| name | yaml-development |
| description | Guides YAML SDK development in Apache Beam, including environment setup, testing, and key concepts. Use when working with Beam YAML code in sdks/python/apache_beam/yaml/. |
YAML Development in Apache Beam
Project Structure
Key Files in sdks/python/apache_beam/yaml/
integration_tests.py - Runs integration tests defined in YAML files or using testcontainers.
main.py - Entry point for running YAML pipelines from the command line.
pipeline.schema.yaml - JSON schema defining the valid structure for Beam YAML pipelines.
standard_io.yaml - Declarations of standard IO transforms and their mappings to providers.
standard_providers.yaml - Configuration for standard providers (e.g., Java expansion services).
yaml_combine.py - Implementations for aggregation and combining operations.
yaml_io.py - Mappings and logic for IO transforms (e.g., PubSub, BigQuery, Iceberg).
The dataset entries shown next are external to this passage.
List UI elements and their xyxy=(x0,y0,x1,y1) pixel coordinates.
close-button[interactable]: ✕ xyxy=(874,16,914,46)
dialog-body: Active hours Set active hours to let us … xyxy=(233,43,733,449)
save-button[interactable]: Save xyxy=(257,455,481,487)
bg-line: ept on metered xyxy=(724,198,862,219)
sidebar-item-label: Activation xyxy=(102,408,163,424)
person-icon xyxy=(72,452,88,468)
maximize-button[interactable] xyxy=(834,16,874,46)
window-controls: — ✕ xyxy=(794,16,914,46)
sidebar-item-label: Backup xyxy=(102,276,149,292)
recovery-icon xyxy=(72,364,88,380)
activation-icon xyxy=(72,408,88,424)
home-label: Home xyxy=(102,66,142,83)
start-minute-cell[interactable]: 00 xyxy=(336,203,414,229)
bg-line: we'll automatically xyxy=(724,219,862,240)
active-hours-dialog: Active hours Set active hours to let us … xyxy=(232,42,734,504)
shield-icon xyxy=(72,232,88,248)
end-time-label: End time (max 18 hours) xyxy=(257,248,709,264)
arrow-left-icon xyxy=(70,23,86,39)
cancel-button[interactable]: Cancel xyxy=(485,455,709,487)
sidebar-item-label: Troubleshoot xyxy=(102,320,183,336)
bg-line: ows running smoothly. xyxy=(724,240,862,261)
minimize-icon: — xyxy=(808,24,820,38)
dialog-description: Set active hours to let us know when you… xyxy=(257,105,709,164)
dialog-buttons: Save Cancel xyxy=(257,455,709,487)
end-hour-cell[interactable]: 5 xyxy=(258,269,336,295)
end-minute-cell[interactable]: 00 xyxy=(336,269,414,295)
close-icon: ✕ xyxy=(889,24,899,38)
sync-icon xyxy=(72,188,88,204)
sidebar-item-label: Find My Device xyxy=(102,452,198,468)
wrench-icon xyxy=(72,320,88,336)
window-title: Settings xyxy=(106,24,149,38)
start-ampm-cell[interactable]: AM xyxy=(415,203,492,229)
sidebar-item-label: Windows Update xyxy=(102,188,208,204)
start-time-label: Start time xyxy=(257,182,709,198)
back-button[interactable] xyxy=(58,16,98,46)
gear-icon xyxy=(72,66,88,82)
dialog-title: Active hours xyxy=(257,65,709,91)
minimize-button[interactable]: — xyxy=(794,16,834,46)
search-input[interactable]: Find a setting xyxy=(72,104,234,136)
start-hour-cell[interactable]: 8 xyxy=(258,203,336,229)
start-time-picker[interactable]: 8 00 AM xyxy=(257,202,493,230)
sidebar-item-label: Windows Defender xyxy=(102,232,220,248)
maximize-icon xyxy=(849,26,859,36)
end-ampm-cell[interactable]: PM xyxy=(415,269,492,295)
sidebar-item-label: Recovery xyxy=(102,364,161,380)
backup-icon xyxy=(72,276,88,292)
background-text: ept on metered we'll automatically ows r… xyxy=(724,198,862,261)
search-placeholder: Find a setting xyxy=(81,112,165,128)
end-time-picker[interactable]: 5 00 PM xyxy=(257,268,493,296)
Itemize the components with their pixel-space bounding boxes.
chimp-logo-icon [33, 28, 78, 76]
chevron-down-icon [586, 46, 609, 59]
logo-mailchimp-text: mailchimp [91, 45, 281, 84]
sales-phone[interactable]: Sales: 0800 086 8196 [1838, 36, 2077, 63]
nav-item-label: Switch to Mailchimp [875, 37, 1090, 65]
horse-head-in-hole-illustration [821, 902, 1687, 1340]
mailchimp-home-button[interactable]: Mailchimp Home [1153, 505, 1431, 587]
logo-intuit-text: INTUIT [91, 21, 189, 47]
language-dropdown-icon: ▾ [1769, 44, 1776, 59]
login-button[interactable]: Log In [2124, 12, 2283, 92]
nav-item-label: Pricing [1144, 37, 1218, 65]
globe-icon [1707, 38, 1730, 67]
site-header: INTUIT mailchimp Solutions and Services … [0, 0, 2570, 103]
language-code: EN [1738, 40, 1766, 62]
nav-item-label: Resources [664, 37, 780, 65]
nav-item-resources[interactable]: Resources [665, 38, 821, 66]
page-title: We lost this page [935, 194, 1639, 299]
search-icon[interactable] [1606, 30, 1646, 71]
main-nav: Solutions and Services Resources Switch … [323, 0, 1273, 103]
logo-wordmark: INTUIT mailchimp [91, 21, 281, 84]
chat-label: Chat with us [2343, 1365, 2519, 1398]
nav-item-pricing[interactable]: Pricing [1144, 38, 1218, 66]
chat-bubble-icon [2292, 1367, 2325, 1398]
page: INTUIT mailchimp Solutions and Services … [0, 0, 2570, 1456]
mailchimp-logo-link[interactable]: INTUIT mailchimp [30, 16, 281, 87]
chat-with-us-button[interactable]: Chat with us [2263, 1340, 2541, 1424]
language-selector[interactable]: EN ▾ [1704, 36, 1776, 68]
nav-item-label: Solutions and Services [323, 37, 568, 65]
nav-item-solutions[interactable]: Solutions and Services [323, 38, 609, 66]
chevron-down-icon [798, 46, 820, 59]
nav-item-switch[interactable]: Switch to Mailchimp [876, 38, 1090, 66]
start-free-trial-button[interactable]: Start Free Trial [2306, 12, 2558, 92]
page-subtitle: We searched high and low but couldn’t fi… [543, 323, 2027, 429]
yaml_join.py - Implementations for join operations.
yaml_mapping.py - Implementations for mapping operations (e.g., MapToFields).
yaml_provider.py - Manages providers (Python, Java cross-language) that implement transforms.
yaml_transform.py - Core YAML expansion logic, parsing, and translation to Beam pipelines.
Environment Setup
Since Beam YAML is implemented within the Python SDK, the environment setup is identical to Python development. Refer to the python-development skill for details on using pyenv and installing in editable mode (e.g., use pip install -e sdks/python[gcp,test] from the root directory).
Running YAML Pipelines
You can run Beam YAML pipelines using the main.py script in the YAML directory.
Using main.py directly
python -m apache_beam.yaml.main --yaml_pipeline_file=/path/to/pipeline.yaml [pipeline_options]
Example: Running locally
python -m apache_beam.yaml.main \
--yaml_pipeline_file=sdks/python/apache_beam/yaml/examples/simple_filter.yaml \
--runner=DirectRunner
Example: Running on Dataflow
python -m apache_beam.yaml.main \
--yaml_pipeline_file=sdks/python/apache_beam/yaml/examples/simple_filter.yaml \
--runner=DataflowRunner \
--project=my-project \
--region=us-central1 \
--temp_location=gs://my-bucket/temp
Running Tests
Unit Tests
Beam YAML has extensive unit tests covering parsing, expansion, and specific transforms.
pytest sdks/python/apache_beam/yaml/yaml_transform_test.py
pytest sdks/python/apache_beam/yaml/yaml_transform_test.py::YamlTransformTest::test_simple_pipeline
Integration Tests
Integration tests often spin up Docker containers (via testcontainers) for external services like MongoDB, Kafka, or databases.
pytest sdks/python/apache_beam/yaml/integration_tests.py -k mongodb
Key Concepts
Providers
Beam YAML uses "providers" to find implementations for transforms requested in the YAML file.
- Inline/Python Providers: Leverage Python functions or PTransforms directly.
- Java/External Providers: Use Beam's cross-language capabilities to invoke Java transforms via an expansion service.
Preprocessing
Before execution, a YAML pipeline is preprocessed to resolve schemas, match transforms to providers, and expand shorthand notations (like chain or source/sink composites).
Common Issues
Cross-language Failures
If a test requires a Java transform, ensure that:
- Docker is running (if using testcontainers).
- The correct expansion service is available or can be started.
- Java environment is correctly configured (sometimes requires specific Java versions like Java 17/21).
Schema Mismatches
YAML relies heavily on Beam schemas. Ensure that fields produced by a transform match the fields expected by the next transform. Use explicit mapping if necessary.